# Hardest working vegetable?



## teamfat (Nov 5, 2007)




----------



## sgmchef (Sep 30, 2006)

I'll see your potato and raise you some CORN!

Starch, sugar, penicillin, Ethanol, Oil and Bourbon!

I am, however, a huge fan of the Potato!!!


----------



## chrislehrer (Oct 9, 2008)

Onion is the unsung hero. How many dishes start with sweating onion?


----------



## foodpump (Oct 10, 2005)

Bringing up the rear is the cucumber: salads, pickles, and Pimms No.1 cup....


----------



## sgsvirgil (Mar 1, 2017)

The hardest working vegetable was Stephen Hawking.  

Too soon??


----------



## pete (Oct 7, 2001)

sgsvirgil said:


> The hardest working vegetable was Stephen Hawking.
> 
> Too soon??


I am going to hell.

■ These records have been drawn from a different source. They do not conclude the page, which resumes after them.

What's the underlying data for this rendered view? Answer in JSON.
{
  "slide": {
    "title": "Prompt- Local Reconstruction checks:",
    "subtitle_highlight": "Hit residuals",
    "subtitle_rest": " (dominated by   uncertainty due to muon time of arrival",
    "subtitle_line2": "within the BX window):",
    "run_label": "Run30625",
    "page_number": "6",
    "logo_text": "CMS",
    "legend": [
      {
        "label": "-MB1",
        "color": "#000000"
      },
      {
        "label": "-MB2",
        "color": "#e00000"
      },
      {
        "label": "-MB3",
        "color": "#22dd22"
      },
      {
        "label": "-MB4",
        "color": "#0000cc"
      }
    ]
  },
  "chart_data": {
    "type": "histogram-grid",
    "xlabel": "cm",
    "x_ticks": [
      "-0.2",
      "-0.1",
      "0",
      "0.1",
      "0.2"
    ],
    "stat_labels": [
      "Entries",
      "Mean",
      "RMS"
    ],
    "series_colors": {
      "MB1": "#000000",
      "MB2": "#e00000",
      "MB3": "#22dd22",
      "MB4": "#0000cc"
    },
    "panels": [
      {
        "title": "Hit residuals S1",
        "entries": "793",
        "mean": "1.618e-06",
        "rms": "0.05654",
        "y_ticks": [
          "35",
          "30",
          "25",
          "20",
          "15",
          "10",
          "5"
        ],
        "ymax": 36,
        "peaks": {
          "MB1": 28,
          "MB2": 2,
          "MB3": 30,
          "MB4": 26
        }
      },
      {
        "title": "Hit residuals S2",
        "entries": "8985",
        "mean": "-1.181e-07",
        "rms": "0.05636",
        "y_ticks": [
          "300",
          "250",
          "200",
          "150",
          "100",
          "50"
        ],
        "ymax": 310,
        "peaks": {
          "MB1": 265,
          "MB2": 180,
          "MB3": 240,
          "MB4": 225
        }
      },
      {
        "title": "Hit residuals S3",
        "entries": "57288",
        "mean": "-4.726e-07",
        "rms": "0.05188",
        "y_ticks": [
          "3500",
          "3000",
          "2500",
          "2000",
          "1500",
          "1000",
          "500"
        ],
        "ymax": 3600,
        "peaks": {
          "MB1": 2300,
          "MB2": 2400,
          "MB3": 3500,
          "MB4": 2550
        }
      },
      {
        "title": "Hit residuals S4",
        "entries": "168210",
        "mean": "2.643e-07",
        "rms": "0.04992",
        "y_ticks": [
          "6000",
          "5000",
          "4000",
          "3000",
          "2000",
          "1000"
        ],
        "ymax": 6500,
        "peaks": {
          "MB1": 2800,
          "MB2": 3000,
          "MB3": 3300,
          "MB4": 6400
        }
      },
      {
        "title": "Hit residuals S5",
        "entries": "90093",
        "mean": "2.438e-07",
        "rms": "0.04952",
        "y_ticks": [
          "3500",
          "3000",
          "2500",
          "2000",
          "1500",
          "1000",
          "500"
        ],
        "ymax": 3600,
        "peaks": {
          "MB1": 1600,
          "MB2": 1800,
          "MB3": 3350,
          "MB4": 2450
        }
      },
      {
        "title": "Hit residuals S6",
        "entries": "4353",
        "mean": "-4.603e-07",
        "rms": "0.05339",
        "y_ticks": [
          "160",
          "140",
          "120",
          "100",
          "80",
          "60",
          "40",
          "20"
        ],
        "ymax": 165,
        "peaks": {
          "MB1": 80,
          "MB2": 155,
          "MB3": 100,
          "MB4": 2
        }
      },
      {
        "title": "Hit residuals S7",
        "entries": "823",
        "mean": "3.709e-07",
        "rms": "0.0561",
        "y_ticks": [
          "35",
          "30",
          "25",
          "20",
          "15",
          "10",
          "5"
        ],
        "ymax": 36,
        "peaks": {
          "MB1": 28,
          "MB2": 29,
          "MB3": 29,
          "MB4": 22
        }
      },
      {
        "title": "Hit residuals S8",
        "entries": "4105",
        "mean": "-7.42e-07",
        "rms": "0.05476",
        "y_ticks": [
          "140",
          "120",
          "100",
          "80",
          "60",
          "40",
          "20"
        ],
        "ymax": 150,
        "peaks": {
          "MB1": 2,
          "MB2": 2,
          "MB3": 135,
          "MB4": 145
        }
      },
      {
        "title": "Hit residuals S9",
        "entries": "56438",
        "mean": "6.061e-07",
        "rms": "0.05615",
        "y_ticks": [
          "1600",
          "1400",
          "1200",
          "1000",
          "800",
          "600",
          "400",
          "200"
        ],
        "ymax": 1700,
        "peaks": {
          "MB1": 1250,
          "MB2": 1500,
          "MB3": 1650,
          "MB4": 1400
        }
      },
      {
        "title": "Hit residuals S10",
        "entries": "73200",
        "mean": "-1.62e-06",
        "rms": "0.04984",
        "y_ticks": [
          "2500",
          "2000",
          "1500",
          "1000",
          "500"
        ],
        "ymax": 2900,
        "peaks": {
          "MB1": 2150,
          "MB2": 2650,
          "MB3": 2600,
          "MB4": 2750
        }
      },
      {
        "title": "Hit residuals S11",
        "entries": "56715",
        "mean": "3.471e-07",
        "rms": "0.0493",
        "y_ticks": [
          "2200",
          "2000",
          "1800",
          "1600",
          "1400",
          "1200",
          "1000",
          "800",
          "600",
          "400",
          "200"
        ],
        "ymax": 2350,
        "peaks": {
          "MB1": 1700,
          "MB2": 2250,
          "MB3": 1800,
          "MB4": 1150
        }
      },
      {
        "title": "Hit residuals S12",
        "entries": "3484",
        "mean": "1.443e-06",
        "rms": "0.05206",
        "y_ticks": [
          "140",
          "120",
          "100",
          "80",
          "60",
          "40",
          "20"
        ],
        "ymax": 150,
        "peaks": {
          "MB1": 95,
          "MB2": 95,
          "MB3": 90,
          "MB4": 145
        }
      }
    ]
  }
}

I laughed a little too hard at this!


----------



## pete (Oct 7, 2001)

chrislehrer said:


> Onion is the unsung hero. How many dishes start with sweating onion?


Yeah, but do you make booze with it?


----------



## jimyra (Jun 23, 2015)

In a Martini.


----------



## phatch (Mar 29, 2002)

I have to vote with the onion crowd.


----------



## butzy (Jan 8, 2010)

How about the tomato?
Bloody mary, pasta sauce, salads, pizza, sandwiches....


----------



## morning glory (May 28, 2015)

butzy said:


> How about the tomato?
> Bloody mary, pasta sauce, salads, pizza, sandwiches....


Tomato isn't a vegetable. Just saying...


----------



## morning glory (May 28, 2015)

I go with onion. Its in more dishes than potatoes.


----------



## butzy (Jan 8, 2010)

Oops, you are right
My bad


----------